Alone | Warp and Woof | Dr. Mark Eckel

Alone. Anne Rice said that is how she must find answers to eternal questions. As a human being, she was left alone to figure out solutions to good and evil. Who is Anne Rice? Why does Anne Rice matter? For those who may not know, Ms. Rice is most famous for her supernatural thriller novels. Her special focus had been on vampires. Tom Cruise famously played Lastat, a character based on Rice’s well known volume Tales of a Vampire. Then, suddenly, Anne dedicated herself to Christianity. Her conversion lasted a few years during which time she wrote two novels about Jesus. But two years ago, Ms. Rice renounced her belief in Christianity. It was during a National Public Radio program that Rice was asked how she answered eternal questions after renouncing Christianity. Rice answered

“If there’s a modern temper, it’s that we are alone now,” she says. “A lot of the institutions in the past that gave us guidance are now suspect. Yet we still want very much to be good people. A lot of people feel this way; we are left alone to figure out answers to right and wrong, good and evil, and eternal questions.”

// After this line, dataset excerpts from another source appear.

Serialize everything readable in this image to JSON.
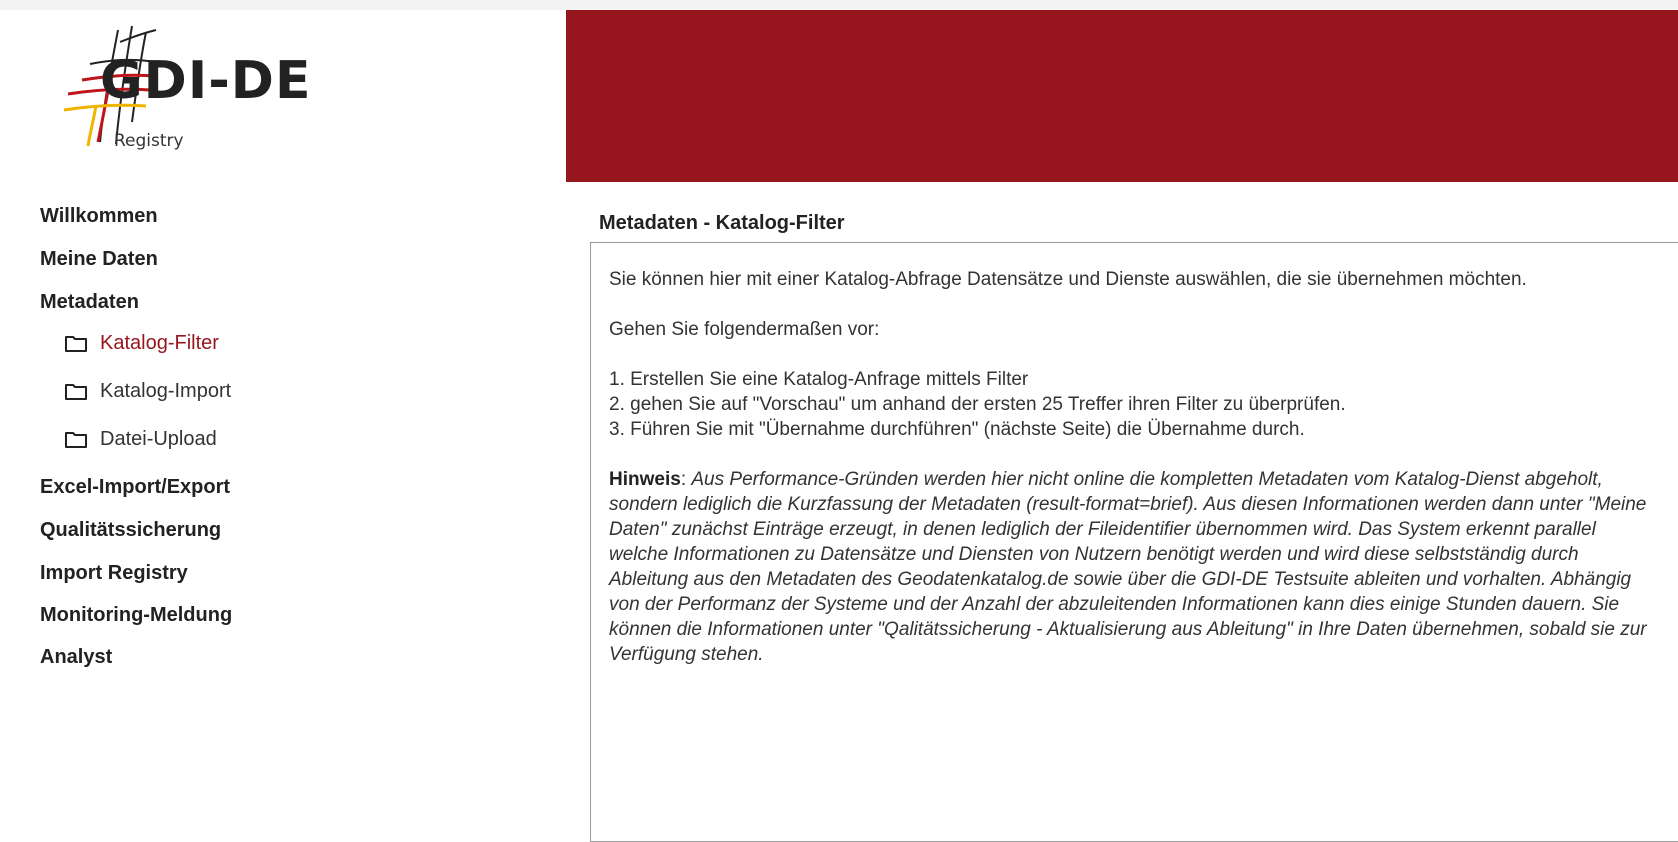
{
  "logo": {
    "name": "GDI-DE",
    "subtitle": "Registry"
  },
  "colors": {
    "brand": "#97151d",
    "text": "#333333",
    "border": "#9a9a9a"
  },
  "sidebar": {
    "items": [
      {
        "label": "Willkommen"
      },
      {
        "label": "Meine Daten"
      },
      {
        "label": "Metadaten"
      },
      {
        "label": "Excel-Import/Export"
      },
      {
        "label": "Qualitätssicherung"
      },
      {
        "label": "Import Registry"
      },
      {
        "label": "Monitoring-Meldung"
      },
      {
        "label": "Analyst"
      }
    ],
    "subitems": [
      {
        "label": "Katalog-Filter",
        "icon": "folder-icon",
        "active": true
      },
      {
        "label": "Katalog-Import",
        "icon": "folder-icon",
        "active": false
      },
      {
        "label": "Datei-Upload",
        "icon": "folder-icon",
        "active": false
      }
    ]
  },
  "main": {
    "title": "Metadaten - Katalog-Filter",
    "intro": "Sie können hier mit einer Katalog-Abfrage Datensätze und Dienste auswählen, die sie übernehmen möchten.",
    "instructions_heading": "Gehen Sie folgendermaßen vor:",
    "steps": [
      "1. Erstellen Sie eine Katalog-Anfrage mittels Filter",
      "2. gehen Sie auf \"Vorschau\" um anhand der ersten 25 Treffer ihren Filter zu überprüfen.",
      "3. Führen Sie mit \"Übernahme durchführen\" (nächste Seite) die Übernahme durch."
    ],
    "hint_label": "Hinweis",
    "hint_text": "Aus Performance-Gründen werden hier nicht online die kompletten Metadaten vom Katalog-Dienst abgeholt, sondern lediglich die Kurzfassung der Metadaten (result-format=brief). Aus diesen Informationen werden dann unter \"Meine Daten\" zunächst Einträge erzeugt, in denen lediglich der Fileidentifier übernommen wird. Das System erkennt parallel welche Informationen zu Datensätze und Diensten von Nutzern benötigt werden und wird diese selbstständig durch Ableitung aus den Metadaten des Geodatenkatalog.de sowie über die GDI-DE Testsuite ableiten und vorhalten. Abhängig von der Performanz der Systeme und der Anzahl der abzuleitenden Informationen kann dies einige Stunden dauern. Sie können die Informationen unter \"Qalitätssicherung - Aktualisierung aus Ableitung\" in Ihre Daten übernehmen, sobald sie zur Verfügung stehen."
  }
}
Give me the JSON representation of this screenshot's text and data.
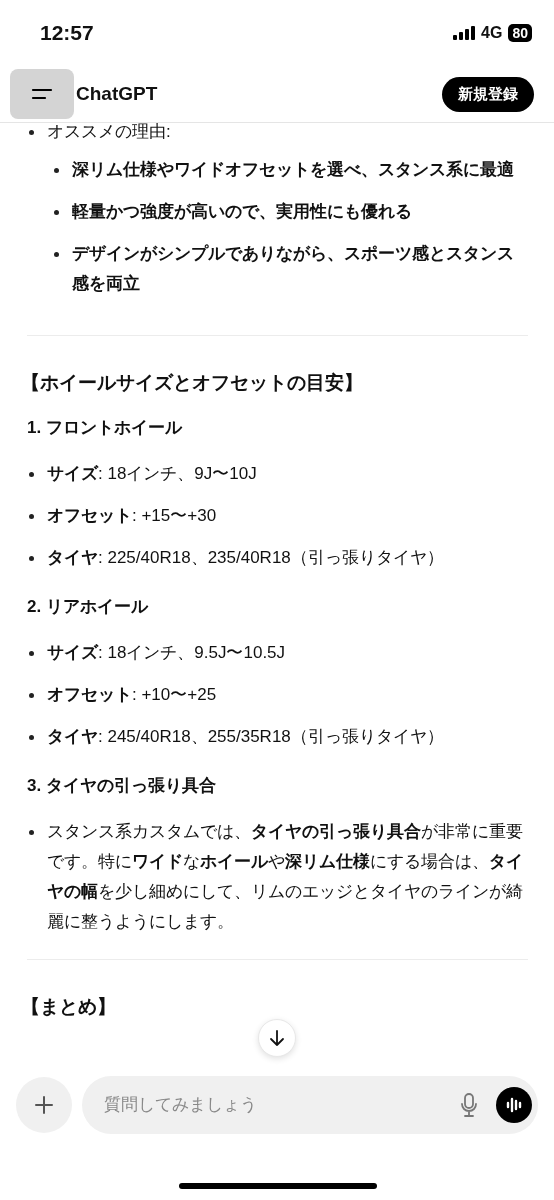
{
  "status_bar": {
    "time": "12:57",
    "network": "4G",
    "battery": "80"
  },
  "header": {
    "title": "ChatGPT",
    "signup_button": "新規登録"
  },
  "sections": [
    {
      "blocks": [
        {
          "kind": "bullet",
          "text": "オススメの理由:"
        },
        {
          "kind": "sub_bullet",
          "text": "**深リム仕様**や**ワイドオフセット**を選べ、スタンス系に最適"
        },
        {
          "kind": "sub_bullet",
          "text": "**軽量かつ強度が高い**ので、実用性にも優れる"
        },
        {
          "kind": "sub_bullet",
          "text": "デザインがシンプルでありながら、スポーツ感とスタンス感を両立"
        }
      ]
    },
    {
      "blocks": [
        {
          "kind": "heading",
          "text": "【ホイールサイズとオフセットの目安】"
        },
        {
          "kind": "subheading",
          "text": "1. フロントホイール"
        },
        {
          "kind": "bullet",
          "text": "**サイズ**: 18インチ、9J〜10J"
        },
        {
          "kind": "bullet",
          "text": "**オフセット**: +15〜+30"
        },
        {
          "kind": "bullet",
          "text": "**タイヤ**: 225/40R18、235/40R18（引っ張りタイヤ）"
        },
        {
          "kind": "subheading",
          "text": "2. リアホイール"
        },
        {
          "kind": "bullet",
          "text": "**サイズ**: 18インチ、9.5J〜10.5J"
        },
        {
          "kind": "bullet",
          "text": "**オフセット**: +10〜+25"
        },
        {
          "kind": "bullet",
          "text": "**タイヤ**: 245/40R18、255/35R18（引っ張りタイヤ）"
        },
        {
          "kind": "subheading",
          "text": "3. タイヤの引っ張り具合"
        },
        {
          "kind": "bullet",
          "text": "スタンス系カスタムでは、**タイヤの引っ張り具合**が非常に重要です。特に**ワイド**な**ホイール**や**深リム仕様**にする場合は、**タイヤの幅**を少し細めにして、リムのエッジとタイヤのラインが綺麗に整うようにします。"
        }
      ]
    },
    {
      "blocks": [
        {
          "kind": "heading",
          "text": "【まとめ】"
        }
      ]
    }
  ],
  "composer": {
    "placeholder": "質問してみましょう"
  }
}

Rice is now obsessed with living out a good life but doing it on her own.

Anne Rice’s search for the good life is exactly what the Hollywood film Young Adult wants to find. Academy Award Winner Cherlize Theron plays the role of Mavis Gary who is trying to relive her glory days from high school. Theron’s character is a writer of young adult fiction which is just as much yesterday’s news as Mavis herself. You see at the age of 37, Mavis Gary is still a young adult. Mavis tries to go back to revive her place in her old home town. But, as you might imagine, the old home town is having nothing of it. Mavis is still the same self-centered, could-care-less-about-others, belligerent, arrogant, know-it-all that everyone loathed then and still does now. Mavis never grew up after high school. Yet, while Mavis is still searching for the good life, her old home town is jealous of the life she has. It seems they want it too. In a tragic final scene, we discover that one of Mavis’s near-classmates has spent her disappointing life imagining what it must be like to be Mavis. So-called “coming of age” movies do not declare the obvious truth. Underneath it all, people view their own lives as empty; loneliness is a void to be filled.

Both Anne Rice and Mavis Gary are alone. There is one problem with searching for answers to the good life alone: you only have yourself to talk to. For Moody Radio, this is Dr. Mark Eckel, personally seeking truth wherever it’s found.

Mark is glad he is not alone.  To be aired by Moody Radio sometime April-June, 2012.

 

2 comments

  1. He is with me (a wonderful song about the indwelling Holy Ghost of God in the Christian), and I am being followed: “surely goodness and mercy shall follow me, all the days of my life, and I shall dwell in the house of the Lord forever…” If you are a Christian, you are part of a family, the family of God! Ministering spirits (angels) are all around us. Alone? No.